The image is from the photograph album entitled 'The Cruise of the Casco' of Robert Louis Stevenson's travels around Hawaii and French Polynesia in 1888.
Artist / maker
Unknown
Date
1889
Size
16.4 x 22.1 cm
Type
Photograph
Location
Writers' Museum
This photograph was taken on the Casco when it was docked in Honolulu on the 1st February 1889.
Margaret Stevenson (nee Balfour) was Robert Louis Stevenson's mother. Lloyd Osbourne was Fanny Stevenson's son and Robert Louis Stevenson's step-son.

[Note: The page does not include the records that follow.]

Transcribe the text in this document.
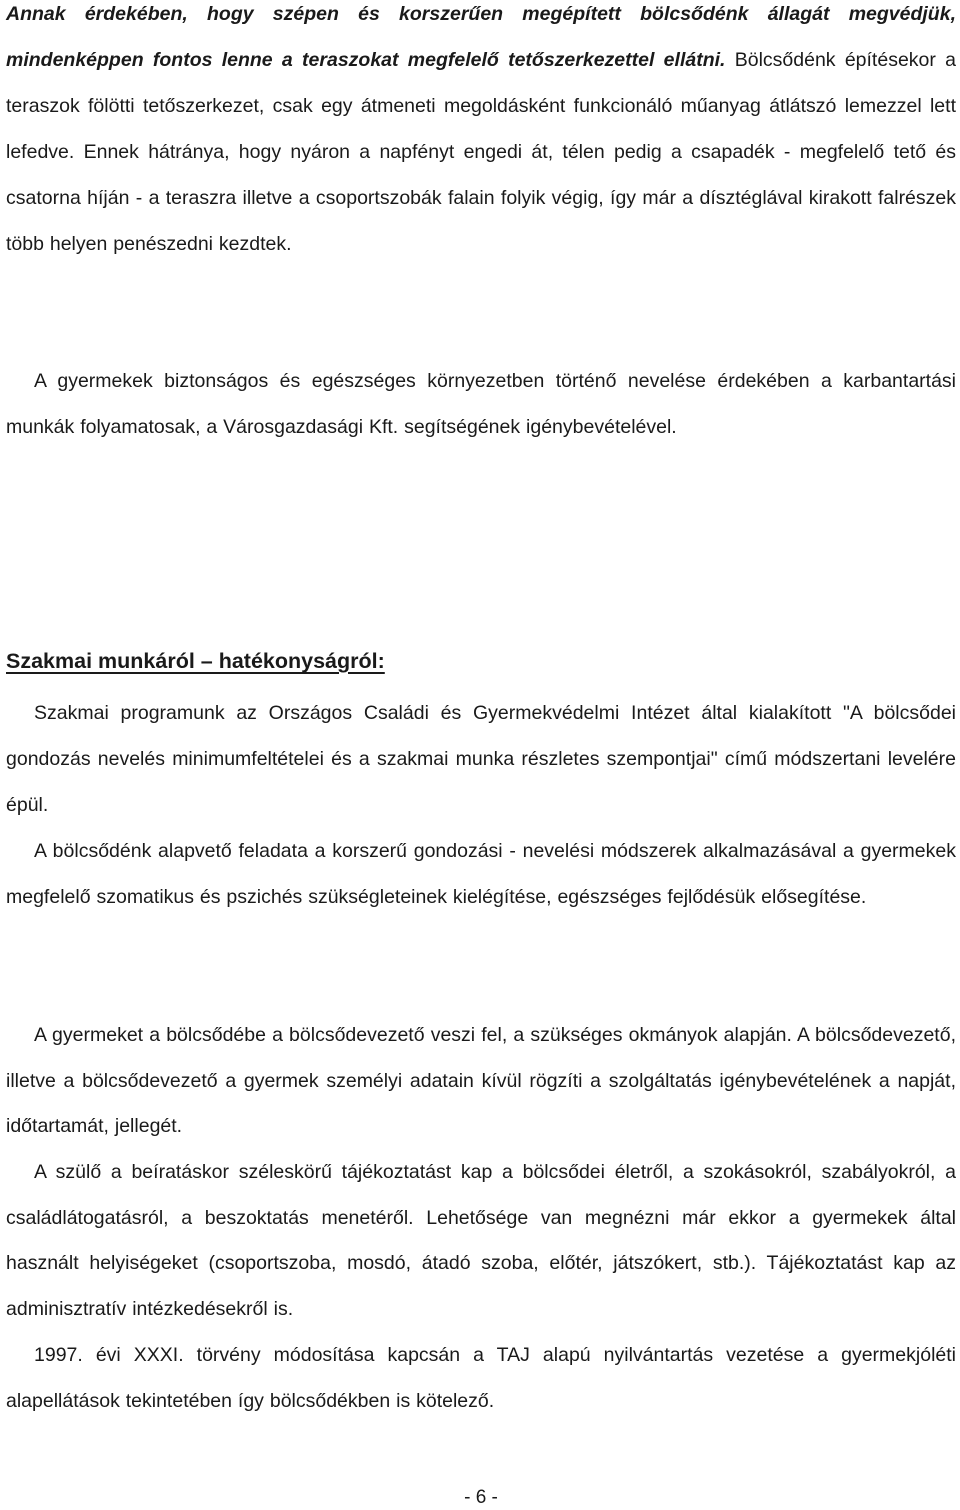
Annak érdekében, hogy szépen és korszerűen megépített bölcsődénk állagát megvédjük, mindenképpen fontos lenne a teraszokat megfelelő tetőszerkezettel ellátni. Bölcsődénk építésekor a teraszok fölötti tetőszerkezet, csak egy átmeneti megoldásként funkcionáló műanyag átlátszó lemezzel lett lefedve. Ennek hátránya, hogy nyáron a napfényt engedi át, télen pedig a csapadék - megfelelő tető és csatorna híján - a teraszra illetve a csoportszobák falain folyik végig, így már a dísztéglával kirakott falrészek több helyen penészedni kezdtek.

A gyermekek biztonságos és egészséges környezetben történő nevelése érdekében a karbantartási munkák folyamatosak, a Városgazdasági Kft. segítségének igénybevételével.

Szakmai munkáról – hatékonyságról:

Szakmai programunk az Országos Családi és Gyermekvédelmi Intézet által kialakított "A bölcsődei gondozás nevelés minimumfeltételei és a szakmai munka részletes szempontjai" című módszertani levelére épül.

A bölcsődénk alapvető feladata a korszerű gondozási - nevelési módszerek alkalmazásával a gyermekek megfelelő szomatikus és pszichés szükségleteinek kielégítése, egészséges fejlődésük elősegítése.

A gyermeket a bölcsődébe a bölcsődevezető veszi fel, a szükséges okmányok alapján. A bölcsődevezető, illetve a bölcsődevezető a gyermek személyi adatain kívül rögzíti a szolgáltatás igénybevételének a napját, időtartamát, jellegét.

A szülő a beíratáskor széleskörű tájékoztatást kap a bölcsődei életről, a szokásokról, szabályokról, a családlátogatásról, a beszoktatás menetéről. Lehetősége van megnézni már ekkor a gyermekek által használt helyiségeket (csoportszoba, mosdó, átadó szoba, előtér, játszókert, stb.). Tájékoztatást kap az adminisztratív intézkedésekről is.

1997. évi XXXI. törvény módosítása kapcsán a TAJ alapú nyilvántartás vezetése a gyermekjóléti alapellátások tekintetében így bölcsődékben is kötelező.

- 6 -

David Kalakaua (1836-1891) was the last king of Hawaii from 1874-1891. He is sometimes referred to as The Merrie Monarch.
Born in Edinburgh on 13th November 1850, Robert Louis Stevenson was a Scottish novelist, poet, essayist, playwright and travel writer. Although he was plagued by ill health all his life, he was extraordinarily well-travelled, visiting Europe, America and the South Seas. He married American born Fanny Van de Grift Osbourne in 1880 and is best-known for works like Treasure Island (1883), Kidnapped and The Strange Case of Dr Jekyll and Mr Hyde (both 1886). From the late 1880s, Stevenson stayed in the South Pacific with his family on his own estate in Vailima in Samoa. He died here on the 3rd December 1894 of a brain haemorrhage at the age of 44, leaving what many consider his best work, Weir of Hermiston (1896) unfinished.